Petrus alzó las manos y luego se frotó la barbilla. La cara amarillenta se inclinaba alegre, discretamente triunfal.

– Comprendo, señor -susurró-. Usted desea capitalizar sus sacrificios. Me parece muy bien. En cuanto a los sueldos actuales, designe un administrador y entiéndase con él. Respecto al futuro, ¿qué es lo que quiere?

– Alguna seguridad, un contrato, un documento -rió suavemente, dócil y consolador.

– No veo inconvenientes -exclamó Petrus con excitación. Abrió el portafolios de cuero con un movimiento pausado y hábil que hizo sonar gravemente la escala de la cremallera-. Creo, en principio, que podemos entendernos -extrajo papeles y desenganchó la lapicera del bolsillo del chaleco-. Diga qué clase de documento desea. ¿Un contrato por cinco años? Espere un momento -estuvo buscando en el bolsillo interior del saco el estuche de los anteojos, se los puso y sonrió con un desdeñoso desafío-. Pida, señor.

– Bueno -dijo Larsen, con una sonrisa amistosa-. No quiero apurarme para no arrepentirme. Primero, confirmar por contrato, cinco años de duración está bien; no me conviene atarme. En cuanto al sueldo… Usted comprenderá que el puesto de Gerente General obliga a cierto nivel de vida.

– Exactamente. Y yo sería el primero en exigírselo -la cara de Petrus ahora alzada, reflejaba una dicha austera-. ¿Cuál es su sueldo actual? Debo confesarle que preocupaciones más importantes me han impedido examinar últimamente las liquidaciones mensuales del astillero.

– Pongamos… bueno, ahora estoy ganando cuatro mil. Pongamos seis mil a partir del día en que se normalice la situación.

– ¿Seis mil? -Petrus vaciló, haciendo deslizar el cabo de la lapicera sobre los labios-. Seis mil. No tengo nada que objetar. Pero tendrá que ganárselos, señor. Bien; redactaré un documento provisorio, reconociéndole el cargo y la retribución durante cinco años. Después haremos el contrato formal.

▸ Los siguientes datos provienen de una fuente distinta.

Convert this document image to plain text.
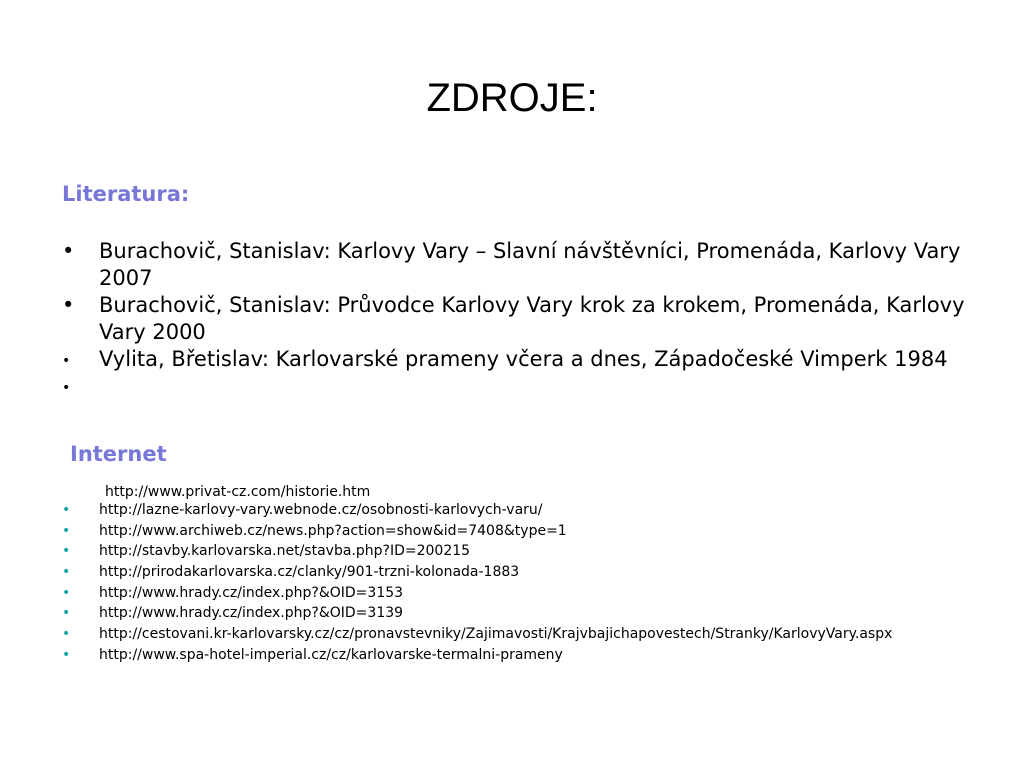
ZDROJE:
Literatura:
• Burachovič, Stanislav: Karlovy Vary – Slavní návštěvníci, Promenáda, Karlovy Vary 2007
• Burachovič, Stanislav: Průvodce Karlovy Vary krok za krokem, Promenáda, Karlovy Vary 2000
• Vylita, Břetislav: Karlovarské prameny včera a dnes, Západočeské Vimperk 1984
•
Internet
http://www.privat-cz.com/historie.htm
• http://lazne-karlovy-vary.webnode.cz/osobnosti-karlovych-varu/
• http://www.archiweb.cz/news.php?action=show&id=7408&type=1
• http://stavby.karlovarska.net/stavba.php?ID=200215
• http://prirodakarlovarska.cz/clanky/901-trzni-kolonada-1883
• http://www.hrady.cz/index.php?&OID=3153
• http://www.hrady.cz/index.php?&OID=3139
• http://cestovani.kr-karlovarsky.cz/cz/pronavstevniky/Zajimavosti/Krajvbajichapovestech/Stranky/KarlovyVary.aspx
• http://www.spa-hotel-imperial.cz/cz/karlovarske-termalni-prameny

Se inclinó para escribir, muy lentamente, dibujando cada letra. Un altoparlante de propaganda comenzó a hablar en el silencio, incomprensible, y alejándose. Larsen se incorporó, y miró a su alrededor. Las tablas, las latas y los pinceles abandonados; el color del aire cargado de sosiego e inminencia; el viejo doblado sobre el escritorio. Y más allá de lo visible, pero alterándolo, el silencio en aquella parte de la ciudad, envejecida y casi inmutable. El enorme caballo sorprendido cuando despegaba las patas para lanzarse a la carrera, con su cola ondulante, con su tonalidad de pasto en el otoño. Una plaza húmeda y circular donde los árboles entreveraban sus ramas; bancos desocupados, charcos que nadie miraría secarse. Un atardecer que se estiraba desde el río, desde las manzanas remozadas del barrio comercial.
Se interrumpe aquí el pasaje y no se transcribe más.